Backstroke though, has some question marks. You’re aiming to swim not-as-fast backwards with the real risk that you will lose count of strokes and scone yourself on a wall, riverbank, boat or passing whale. We don’t celebrate running backwards in the Olympics yet we do revere the equivalent in the water.

Where we can drown.

Butterfly stroke? Nope, lost me again. Butterfly only really kicked off in the 1930’s and get this – The butterfly arm movement was developed independently of the dolphin kick. It’s technically devilish and only almost as fast as freestyle. Surf lifesavers do use a variant for traversing the shallow water on the way to the break, replacing the dolphin kick with a standing dive, and an Englishwoman recently raised money for charity by butterflying around Manhattan (in the water, although on land would have been more impressive) but neither is a strong enough reason to include the stroke in to the Olympics. I can’t imagine the 19th century cavalry trooper porpoising his way to freedom across the Seine. Fierljeppen would surely be more his style.
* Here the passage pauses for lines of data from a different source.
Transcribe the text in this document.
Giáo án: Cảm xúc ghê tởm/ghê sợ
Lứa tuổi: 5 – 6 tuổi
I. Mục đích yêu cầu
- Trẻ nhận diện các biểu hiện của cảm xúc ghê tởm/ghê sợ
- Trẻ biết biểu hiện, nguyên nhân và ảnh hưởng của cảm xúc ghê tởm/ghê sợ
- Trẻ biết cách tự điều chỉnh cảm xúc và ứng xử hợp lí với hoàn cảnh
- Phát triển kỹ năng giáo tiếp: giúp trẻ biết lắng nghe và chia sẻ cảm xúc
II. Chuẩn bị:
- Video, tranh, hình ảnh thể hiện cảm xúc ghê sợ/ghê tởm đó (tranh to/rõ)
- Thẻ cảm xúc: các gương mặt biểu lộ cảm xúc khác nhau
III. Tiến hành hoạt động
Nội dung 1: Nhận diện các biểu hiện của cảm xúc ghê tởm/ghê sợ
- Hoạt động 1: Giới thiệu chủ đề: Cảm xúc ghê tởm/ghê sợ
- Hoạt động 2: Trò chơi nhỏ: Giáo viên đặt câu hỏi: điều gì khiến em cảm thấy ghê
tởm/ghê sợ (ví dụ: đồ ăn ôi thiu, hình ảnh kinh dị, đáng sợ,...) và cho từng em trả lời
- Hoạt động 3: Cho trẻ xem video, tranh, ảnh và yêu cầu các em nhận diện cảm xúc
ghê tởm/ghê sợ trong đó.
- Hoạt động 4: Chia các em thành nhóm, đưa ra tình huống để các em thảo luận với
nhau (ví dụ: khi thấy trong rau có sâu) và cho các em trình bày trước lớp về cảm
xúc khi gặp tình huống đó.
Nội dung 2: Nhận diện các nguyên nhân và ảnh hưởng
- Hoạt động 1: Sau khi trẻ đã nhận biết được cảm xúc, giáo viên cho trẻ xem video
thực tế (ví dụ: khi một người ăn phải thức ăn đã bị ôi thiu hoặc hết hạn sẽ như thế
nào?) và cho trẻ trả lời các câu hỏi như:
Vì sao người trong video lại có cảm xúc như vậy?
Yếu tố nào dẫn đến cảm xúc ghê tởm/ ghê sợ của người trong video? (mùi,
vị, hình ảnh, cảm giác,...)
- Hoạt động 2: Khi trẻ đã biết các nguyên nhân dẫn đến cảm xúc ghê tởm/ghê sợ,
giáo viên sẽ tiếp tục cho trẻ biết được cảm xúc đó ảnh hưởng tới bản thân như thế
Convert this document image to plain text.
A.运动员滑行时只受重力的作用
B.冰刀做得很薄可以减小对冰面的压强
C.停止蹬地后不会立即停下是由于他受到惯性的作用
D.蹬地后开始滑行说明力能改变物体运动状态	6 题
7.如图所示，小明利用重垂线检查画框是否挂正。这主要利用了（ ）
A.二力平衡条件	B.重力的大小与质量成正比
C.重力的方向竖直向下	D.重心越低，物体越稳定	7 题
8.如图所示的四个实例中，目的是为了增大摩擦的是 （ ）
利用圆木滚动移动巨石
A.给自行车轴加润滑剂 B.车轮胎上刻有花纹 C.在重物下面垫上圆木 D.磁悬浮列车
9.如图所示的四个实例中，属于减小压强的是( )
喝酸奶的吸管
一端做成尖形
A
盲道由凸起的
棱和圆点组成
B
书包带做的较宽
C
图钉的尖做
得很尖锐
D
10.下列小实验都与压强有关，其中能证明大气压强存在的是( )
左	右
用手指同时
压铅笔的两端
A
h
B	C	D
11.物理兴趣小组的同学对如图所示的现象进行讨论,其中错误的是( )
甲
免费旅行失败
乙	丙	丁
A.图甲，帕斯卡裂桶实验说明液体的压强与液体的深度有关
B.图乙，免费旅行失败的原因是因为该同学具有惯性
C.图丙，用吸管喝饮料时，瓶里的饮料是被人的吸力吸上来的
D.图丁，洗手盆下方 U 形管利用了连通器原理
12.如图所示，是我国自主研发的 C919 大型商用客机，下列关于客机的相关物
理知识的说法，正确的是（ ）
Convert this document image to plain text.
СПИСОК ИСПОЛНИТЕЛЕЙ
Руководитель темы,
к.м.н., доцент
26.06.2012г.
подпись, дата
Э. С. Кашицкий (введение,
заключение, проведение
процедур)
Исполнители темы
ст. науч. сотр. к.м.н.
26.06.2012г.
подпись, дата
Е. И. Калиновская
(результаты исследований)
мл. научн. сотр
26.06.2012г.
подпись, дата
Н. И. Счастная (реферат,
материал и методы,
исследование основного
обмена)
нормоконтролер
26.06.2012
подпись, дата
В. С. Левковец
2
There are other sports where all reason seems a little skewed if there at all. Rhythmic gymnastics I’m looking at you. I get that she’s demonstrating agility, strength, poise and… …I was going to add ‘purpose’ but just what is the thinking behind hurling a hula hoop into the air before catching it on your foot after a backwards-half-inverted-wachowski-sextuple-axle-nose-pike?

I made that last bit up but the ancient Greeks would probably be confused by it all anyway.

Likewise, it’s hard to see Pheidippides endorsing racewalking. This is the athletic sport where the aim is to walk as fast as possible without running. It’s easy to picture him running (naked if that’s your thing) alongside modern competitors and screaming, ‘Run for fuck sake. It’s FASTER!’ As an aside racewalking was born out of long walking events of the 19th century which were part of a popular trend known as Pedestrianism. Pedestrians started this post so maybe that’s a good place to wind it up

That traffic light set, the butterfly stroke, racewalking and Randy Williams as relief make little or no sense. They are however more than balanced by Art Garfunkel, Jack Lemmon, Red Sox bats and Greeks who run like they’ve stolen something from a 19th century cavalry trooper stuck behind enemy lines.